Monday, Mar. 28, 1938

Twisters

One afternoon last week a man walking along placid West Main Street in Belleville, Ill. suddenly looked up in horror, saw something approaching that looked like a giant black ice cream cone and roared with the noise of a hundred freight trains. That day, the same ominous sight and sound terrified farmers and townsfolk at random points through the Mississippi valley in Arkansas, Mississippi, Tennessee, Missouri, Alabama and Iowa. But in Belleville, where it was to destroy some 60 dwellings, kill ten people and injure 35, last week's twister struck hardest.

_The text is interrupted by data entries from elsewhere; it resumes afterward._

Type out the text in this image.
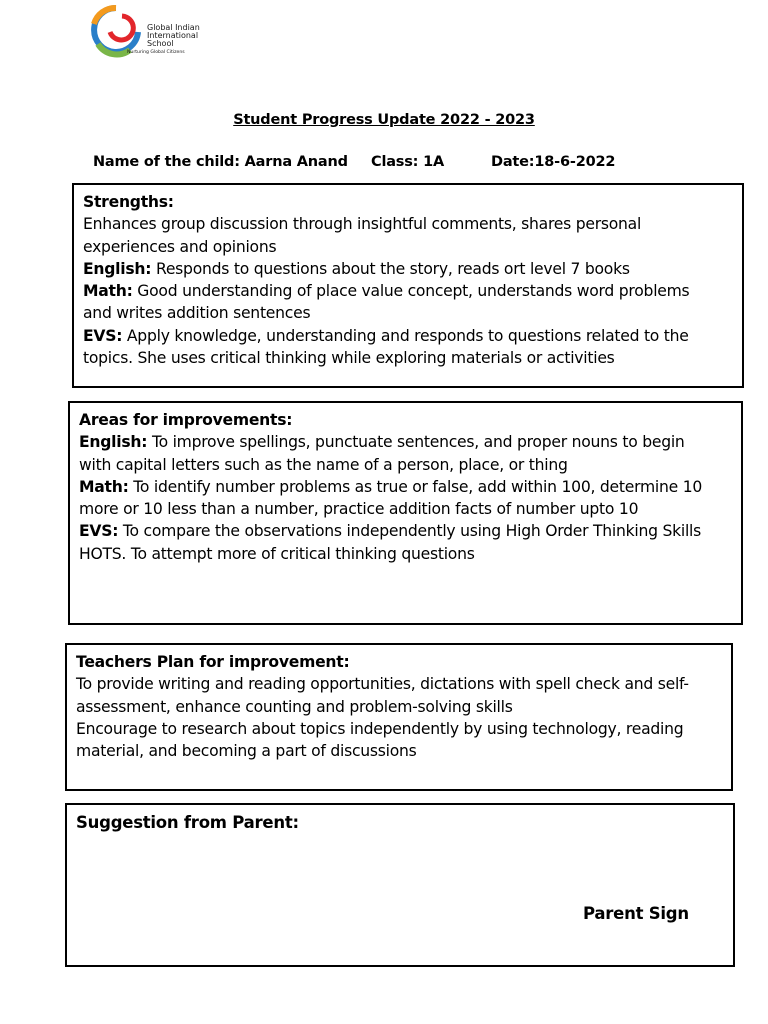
Global Indian
International
School
Nurturing Global Citizens
Student Progress Update 2022 - 2023
Name of the child: Aarna Anand Class: 1A	Date:18-6-2022
Strengths:
Enhances group discussion through insightful comments, shares personal
experiences and opinions
English: Responds to questions about the story, reads ort level 7 books
Math: Good understanding of place value concept, understands word problems
and writes addition sentences
EVS: Apply knowledge, understanding and responds to questions related to the
topics. She uses critical thinking while exploring materials or activities
Areas for improvements:
English: To improve spellings, punctuate sentences, and proper nouns to begin
with capital letters such as the name of a person, place, or thing
Math: To identify number problems as true or false, add within 100, determine 10
more or 10 less than a number, practice addition facts of number upto 10
EVS: To compare the observations independently using High Order Thinking Skills
HOTS. To attempt more of critical thinking questions
Teachers Plan for improvement:
To provide writing and reading opportunities, dictations with spell check and self-
assessment, enhance counting and problem-solving skills
Encourage to research about topics independently by using technology, reading
material, and becoming a part of discussions
Suggestion from Parent:
Parent Sign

Tornadoes are more widespread than floods, that other natural scourge of the Mississippi River watershed, and kill quicker. The tornado is a fast-traveling column of whirling wind which not only devastates anything in its direct path but by its centrifugal force leaves a low pressure area in which air-filled buildings literally explode. Most serious that the valley has suffered in years, last week's tornadoes, according to Red Cross estimates, killed 20 people, injured 188, left 2,000 homeless, and were characteristically freakish:

¶ In Blytheville, Ark., Russell Jackson walked out of his untouched home to find three neighboring houses piled up in his front yard.

¶ In Missouri's "boot heel" region, mules were stripped of their hair, chickens cleanly plucked.

¶ In Belleville, the top and sides were whisked from an automobile, leaving Driver Louis Karna sitting intact at the wheel.